Could you still post the model definition and an executable code snippet to reproduce the issue, since I’m unable to run into this error using standard torchvision models.
Thanks for the update.
If I run your code snippet, I get invalid outputs after two iterations since the model is overflowing, which is creating an error in the criterion and thus a CUDA assert failure:
Could you update to the latest stable version (.1.7.0) and retry importing it? torch.cuda.amp.autocast was introduced in 1.6.0, but I would recommend to use the latest version, since it ships with the latest bug fixes and additional features.
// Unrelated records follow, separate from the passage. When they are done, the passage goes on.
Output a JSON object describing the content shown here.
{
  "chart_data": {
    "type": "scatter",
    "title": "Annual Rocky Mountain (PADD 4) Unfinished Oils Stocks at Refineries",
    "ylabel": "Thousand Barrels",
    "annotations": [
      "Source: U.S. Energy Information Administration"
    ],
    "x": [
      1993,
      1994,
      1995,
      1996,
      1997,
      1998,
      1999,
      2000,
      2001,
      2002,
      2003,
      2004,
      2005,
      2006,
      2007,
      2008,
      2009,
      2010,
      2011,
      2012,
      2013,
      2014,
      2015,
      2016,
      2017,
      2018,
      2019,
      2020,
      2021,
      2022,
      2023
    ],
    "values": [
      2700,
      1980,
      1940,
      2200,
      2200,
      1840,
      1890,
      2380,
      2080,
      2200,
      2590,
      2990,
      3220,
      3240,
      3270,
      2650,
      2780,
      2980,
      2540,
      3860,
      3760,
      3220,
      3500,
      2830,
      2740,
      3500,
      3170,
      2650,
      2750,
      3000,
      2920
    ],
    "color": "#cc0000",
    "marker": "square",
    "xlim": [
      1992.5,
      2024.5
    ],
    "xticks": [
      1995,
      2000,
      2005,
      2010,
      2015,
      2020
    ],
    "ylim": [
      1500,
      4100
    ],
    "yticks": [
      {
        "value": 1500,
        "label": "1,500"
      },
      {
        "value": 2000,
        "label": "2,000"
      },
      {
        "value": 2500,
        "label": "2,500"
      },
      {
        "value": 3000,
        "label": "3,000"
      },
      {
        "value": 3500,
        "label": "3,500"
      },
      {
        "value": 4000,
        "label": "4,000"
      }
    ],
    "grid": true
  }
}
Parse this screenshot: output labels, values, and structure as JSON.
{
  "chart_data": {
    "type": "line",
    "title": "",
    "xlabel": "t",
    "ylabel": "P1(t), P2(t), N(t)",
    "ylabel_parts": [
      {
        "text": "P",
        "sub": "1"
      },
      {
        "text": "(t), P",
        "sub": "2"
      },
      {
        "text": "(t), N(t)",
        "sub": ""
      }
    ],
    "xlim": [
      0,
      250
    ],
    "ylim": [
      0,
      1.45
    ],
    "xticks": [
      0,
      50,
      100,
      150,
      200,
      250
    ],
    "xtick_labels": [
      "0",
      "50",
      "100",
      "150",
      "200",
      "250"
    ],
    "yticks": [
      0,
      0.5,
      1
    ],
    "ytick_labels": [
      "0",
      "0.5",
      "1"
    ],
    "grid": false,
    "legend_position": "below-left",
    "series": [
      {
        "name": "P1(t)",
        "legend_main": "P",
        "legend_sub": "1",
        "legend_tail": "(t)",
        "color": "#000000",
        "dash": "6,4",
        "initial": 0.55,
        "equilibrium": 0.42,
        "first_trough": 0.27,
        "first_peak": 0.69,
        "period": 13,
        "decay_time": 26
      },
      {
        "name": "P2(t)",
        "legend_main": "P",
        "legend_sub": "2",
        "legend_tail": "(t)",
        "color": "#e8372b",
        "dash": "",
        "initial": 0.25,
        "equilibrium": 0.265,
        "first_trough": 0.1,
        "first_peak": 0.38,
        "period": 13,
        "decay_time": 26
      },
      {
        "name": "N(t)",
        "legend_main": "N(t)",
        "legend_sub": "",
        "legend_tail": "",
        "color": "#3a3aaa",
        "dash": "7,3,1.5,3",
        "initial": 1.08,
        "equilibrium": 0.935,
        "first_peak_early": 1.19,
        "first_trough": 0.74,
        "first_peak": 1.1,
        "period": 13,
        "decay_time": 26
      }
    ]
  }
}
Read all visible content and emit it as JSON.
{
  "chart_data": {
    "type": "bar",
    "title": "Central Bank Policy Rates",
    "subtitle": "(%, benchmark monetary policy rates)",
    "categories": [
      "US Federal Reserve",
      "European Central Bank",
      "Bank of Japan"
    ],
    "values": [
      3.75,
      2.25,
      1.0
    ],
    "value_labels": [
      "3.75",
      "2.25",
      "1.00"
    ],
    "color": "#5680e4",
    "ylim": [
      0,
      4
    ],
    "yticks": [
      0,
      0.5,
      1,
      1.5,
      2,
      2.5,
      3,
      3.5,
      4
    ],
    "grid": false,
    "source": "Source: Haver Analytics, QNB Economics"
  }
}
I am able to run the auto-cast by the loss is causing an issue, my code looks like:
with torch.cuda.amp.autocast():
logits = classifier(images)
loss = criterion(logits, labels)
And I am getting an error on loss calculation. The error mentions that I should use some other loss function other that BCELoss, but I need to have a sigmoid layer just before the output, so what kind of loss should I use as the pytorch is recommending me to use loss with logits.
Or is there some way to make it work.
Your model should return the raw logits and you should use nn.BCEWithLogitsLoss as the criterion.
If you want to see the probabilities, you could still apply torch.sigmoid to them, but don’t pass them to the loss function.
I am using the code below to convert the model into mixed precision. And I have also commented the sigmoid line but still I am facing the issue.
for i, (images, labels) in enumerate(train_loader):
images, labels = images.float().to(device), labels.float().to(device)
optimizer.zero_grad()
with torch.cuda.amp.autocast():
logits = classifier(images)
loss = criterion(logits, labels)
scaler.scale(loss).backward()
scaler.step(optimizer)
# Updates the scale for next iteration.
scaler.update()
But I am getting the error on line scaler.scale(loss).backward(). I am getting the following error:
I am trying to run a paper code with some changes, and I face a function which only work with float32, but may data are float16, I tried .half() and other suggestion about Mixed Precision, and face an error again, is there any solution?
Disable autocast for this region if you are using amp as described in the docs. If you are manually casting Inputs and parameters, transform the activation input used in this particular custom module to float32.